The progress significantly beyond the state-of-the-art concerns:

- 4D printed chemically crosslinked semicrystalline networks (publication n. 2). Several additive manufacturing techniques have been used for shape memory polymers. However, most 4D printing studies focus solely on irreversible shape memory effects (SME), limiting applications requiring reversible behavior. Notably, no research has explored the challenges of 4D fabrication via extrusion technology for structures with reversible two-way SME. Because of its cost-effectiveness, user-friendly nature, and wide availability of thermoplastic polymers, material extrusion can offer noteworthy advantages. We thus developed a novel 4D printing approach using extrusion technology (and in line UV crosslinking) to fabricate structures made of semi-crystalline polymer networks featuring the reversible two-way SME. These polymers are highly attractive, given their easy tailorability, excellent shape-memory performances, and fast responses to stimuli. Moreover, our systems are highly biocompatible and thus suitable for the biomedical field and, importantly, for the biological purposes of CoDe4Bio.
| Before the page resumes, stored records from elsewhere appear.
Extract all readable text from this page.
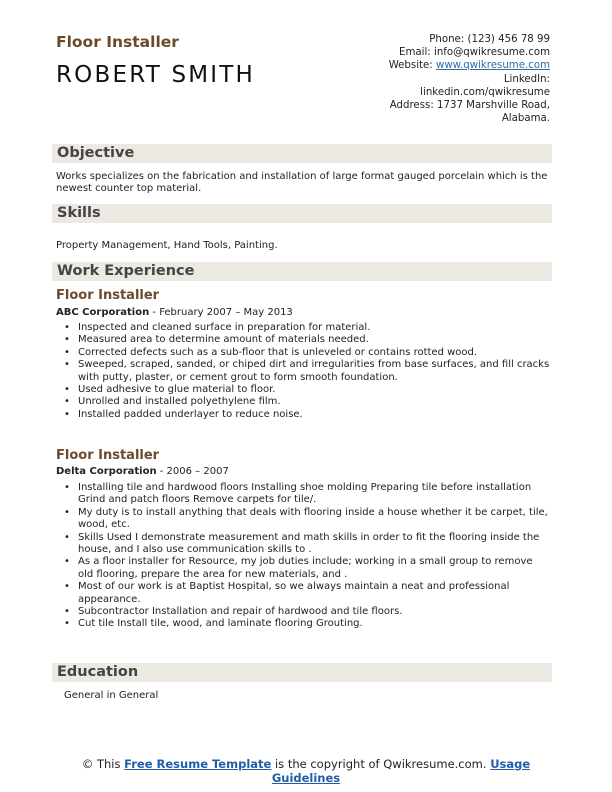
Floor Installer
ROBERT SMITH
Phone: (123) 456 78 99
Email: info@qwikresume.com
Website: www.qwikresume.com
LinkedIn:
linkedin.com/qwikresume
Address: 1737 Marshville Road,
Alabama.
Objective
Works specializes on the fabrication and installation of large format gauged porcelain which is the newest counter top material.
Skills
Property Management, Hand Tools, Painting.
Work Experience
Floor Installer
ABC Corporation - February 2007 – May 2013
• Inspected and cleaned surface in preparation for material.
• Measured area to determine amount of materials needed.
• Corrected defects such as a sub-floor that is unleveled or contains rotted wood.
• Sweeped, scraped, sanded, or chiped dirt and irregularities from base surfaces, and fill cracks with putty, plaster, or cement grout to form smooth foundation.
• Used adhesive to glue material to floor.
• Unrolled and installed polyethylene film.
• Installed padded underlayer to reduce noise.
Floor Installer
Delta Corporation - 2006 – 2007
• Installing tile and hardwood floors Installing shoe molding Preparing tile before installation Grind and patch floors Remove carpets for tile/.
• My duty is to install anything that deals with flooring inside a house whether it be carpet, tile, wood, etc.
• Skills Used I demonstrate measurement and math skills in order to fit the flooring inside the house, and I also use communication skills to .
• As a floor installer for Resource, my job duties include; working in a small group to remove old flooring, prepare the area for new materials, and .
• Most of our work is at Baptist Hospital, so we always maintain a neat and professional appearance.
• Subcontractor Installation and repair of hardwood and tile floors.
• Cut tile Install tile, wood, and laminate flooring Grouting.
Education
General in General
© This Free Resume Template is the copyright of Qwikresume.com. Usage Guidelines
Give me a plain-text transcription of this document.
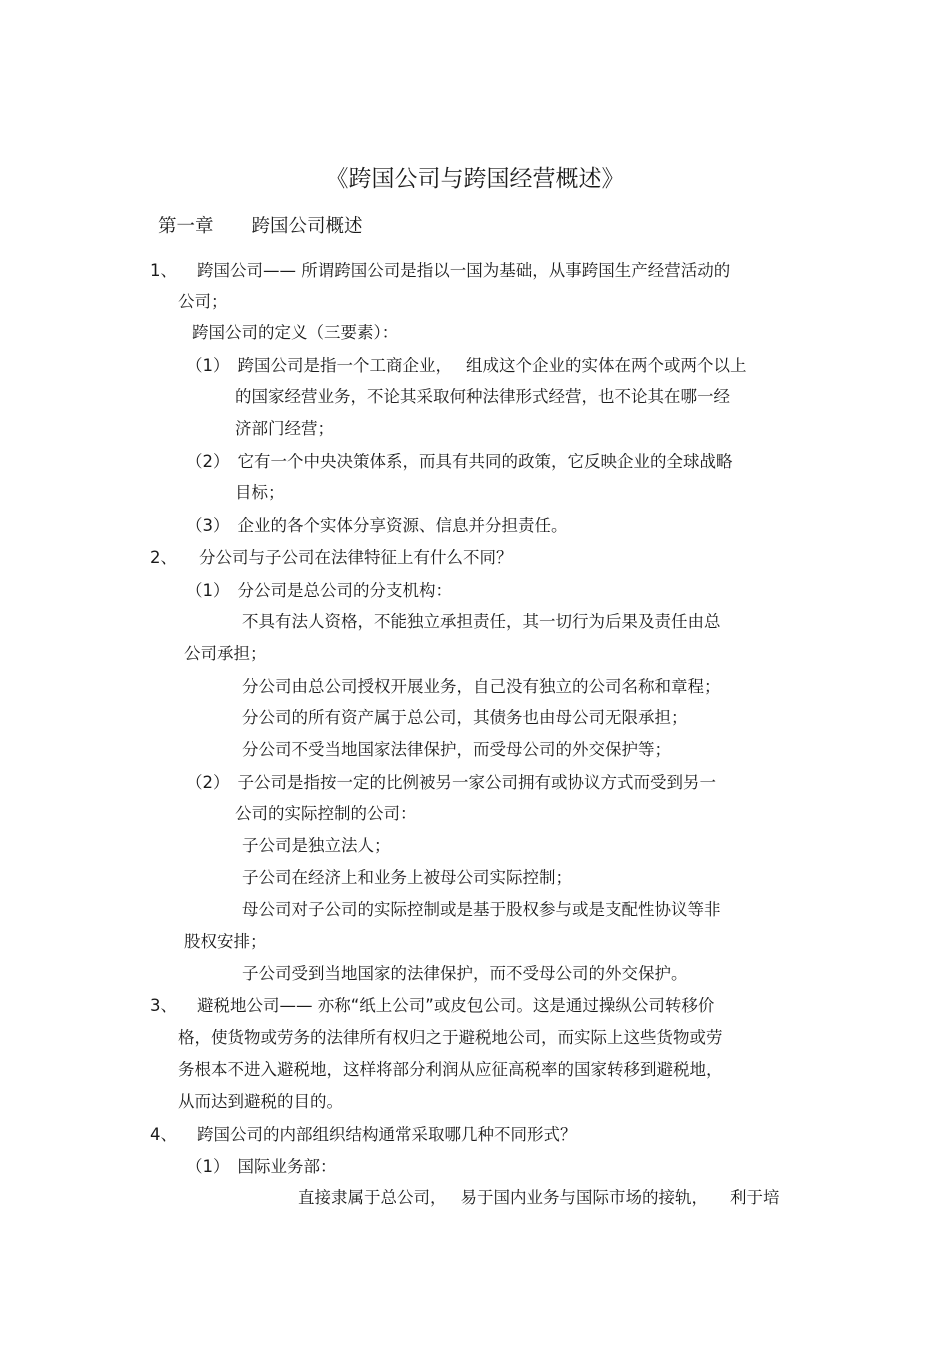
《跨国公司与跨国经营概述》
第一章 跨国公司概述
1、 跨国公司—— 所谓跨国公司是指以一国为基础，从事跨国生产经营活动的
公司；
跨国公司的定义（三要素）：
（1） 跨国公司是指一个工商企业， 组成这个企业的实体在两个或两个以上
的国家经营业务，不论其采取何种法律形式经营，也不论其在哪一经
济部门经营；
（2） 它有一个中央决策体系，而具有共同的政策，它反映企业的全球战略
目标；
（3） 企业的各个实体分享资源、信息并分担责任。
2、 分公司与子公司在法律特征上有什么不同？
（1） 分公司是总公司的分支机构：
不具有法人资格，不能独立承担责任，其一切行为后果及责任由总
公司承担；
分公司由总公司授权开展业务，自己没有独立的公司名称和章程；
分公司的所有资产属于总公司，其债务也由母公司无限承担；
分公司不受当地国家法律保护，而受母公司的外交保护等；
（2） 子公司是指按一定的比例被另一家公司拥有或协议方式而受到另一
公司的实际控制的公司：
子公司是独立法人；
子公司在经济上和业务上被母公司实际控制；
母公司对子公司的实际控制或是基于股权参与或是支配性协议等非
股权安排；
子公司受到当地国家的法律保护，而不受母公司的外交保护。
3、 避税地公司—— 亦称“纸上公司”或皮包公司。这是通过操纵公司转移价
格，使货物或劳务的法律所有权归之于避税地公司，而实际上这些货物或劳
务根本不进入避税地，这样将部分利润从应征高税率的国家转移到避税地，
从而达到避税的目的。
4、 跨国公司的内部组织结构通常采取哪几种不同形式？
（1） 国际业务部：
直接隶属于总公司， 易于国内业务与国际市场的接轨， 利于培
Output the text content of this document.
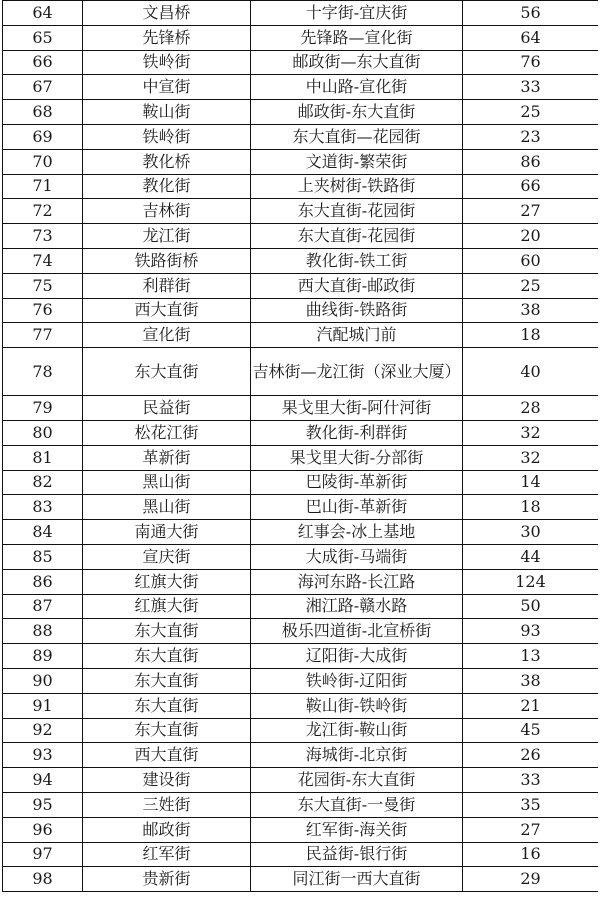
64	文昌桥	十字街-宜庆街	56
65	先锋桥	先锋路—宣化街	64
66	铁岭街	邮政街—东大直街	76
67	中宣街	中山路-宣化街	33
68	鞍山街	邮政街-东大直街	25
69	铁岭街	东大直街—花园街	23
70	教化桥	文道街-繁荣街	86
71	教化街	上夹树街-铁路街	66
72	吉林街	东大直街-花园街	27
73	龙江街	东大直街-花园街	20
74	铁路街桥	教化街-铁工街	60
75	利群街	西大直街-邮政街	25
76	西大直街	曲线街-铁路街	38
77	宣化街	汽配城门前	18
78	东大直街	吉林街—龙江街（深业大厦）	40
79	民益街	果戈里大街-阿什河街	28
80	松花江街	教化街-利群街	32
81	革新街	果戈里大街-分部街	32
82	黑山街	巴陵街-革新街	14
83	黑山街	巴山街-革新街	18
84	南通大街	红事会-冰上基地	30
85	宣庆街	大成街-马端街	44
86	红旗大街	海河东路-长江路	124
87	红旗大街	湘江路-赣水路	50
88	东大直街	极乐四道街-北宣桥街	93
89	东大直街	辽阳街-大成街	13
90	东大直街	铁岭街-辽阳街	38
91	东大直街	鞍山街-铁岭街	21
92	东大直街	龙江街-鞍山街	45
93	西大直街	海城街-北京街	26
94	建设街	花园街-东大直街	33
95	三姓街	东大直街-一曼街	35
96	邮政街	红军街-海关街	27
97	红军街	民益街-银行街	16
98	贵新街	同江街一西大直街	29
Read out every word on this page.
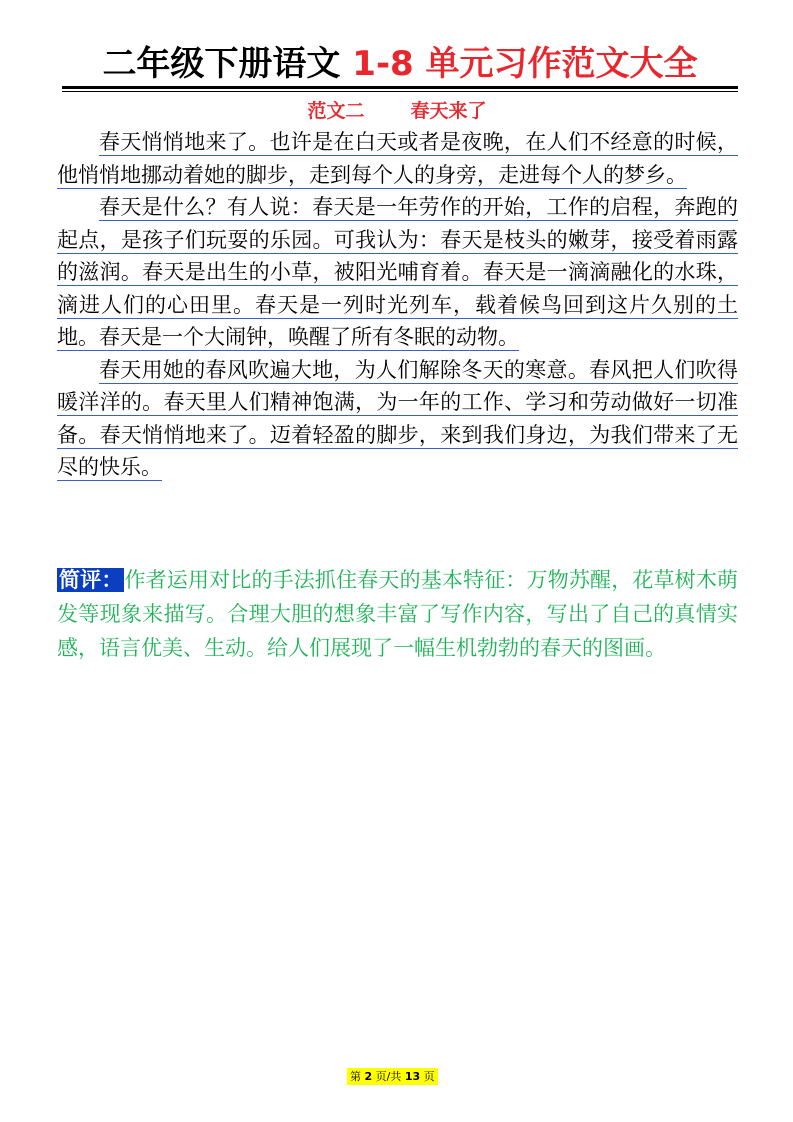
二年级下册语文 1-8 单元习作范文大全
范文二 春天来了

春天悄悄地来了。也许是在白天或者是夜晚，在人们不经意的时候，他悄悄地挪动着她的脚步，走到每个人的身旁，走进每个人的梦乡。

春天是什么？有人说：春天是一年劳作的开始，工作的启程，奔跑的起点，是孩子们玩耍的乐园。可我认为：春天是枝头的嫩芽，接受着雨露的滋润。春天是出生的小草，被阳光哺育着。春天是一滴滴融化的水珠，滴进人们的心田里。春天是一列时光列车，载着候鸟回到这片久别的土地。春天是一个大闹钟，唤醒了所有冬眠的动物。

春天用她的春风吹遍大地，为人们解除冬天的寒意。春风把人们吹得暖洋洋的。春天里人们精神饱满，为一年的工作、学习和劳动做好一切准备。春天悄悄地来了。迈着轻盈的脚步，来到我们身边，为我们带来了无尽的快乐。

简评：作者运用对比的手法抓住春天的基本特征：万物苏醒，花草树木萌发等现象来描写。合理大胆的想象丰富了写作内容，写出了自己的真情实感，语言优美、生动。给人们展现了一幅生机勃勃的春天的图画。
第 2 页/共 13 页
Our achievement opens the floodgates to implement 4D printing via a cost-effective and user-friendly extrusion technology for developing dynamic structures to be used in a wide variety of applications also beyond the focus of CoDe4Bio.

- Design and manufacturing of self-folding gradient-based soft actuators (publication n. 7, awarded with an inside front cover). Using the same technology, we developed a novel approach to fabricate soft actuators based on semi-crystalline polymer networks, also proposing a theoretical model to predict bending. The proposed approach overcomes current approaches that generally rely on smart hydrogels, multiple materials, or pre-stretched systems to fabricate self-folding actuators. In fact, this approach simplifies the design and fabrication steps by achieving bending using a single material whose properties vary along the thickness of the structure. Moreover, it avoids the need for multi-material printers, adhesion issues typical of multi-material designs, limited mechanical properties of hydrogels, and additional setups for pre-stretch application.

- Development of a new approach for property tuning in semi-crystalline networks. This approach will offer a new way to optimize properties in semi-crystalline networks while avoiding relying on chemical modifications alone. We expect these experiments to provide the most comprehensive characterization of these materials.

- Flexible theoretical formulation for multi-phase semi-crystalline networks (publication n. 4). The model depicts an important contribution as the proposed formulation represents the first model with the capability to address the characterization of all crosslinked semi-crystalline polymer networks with two, or more, crystalline domains.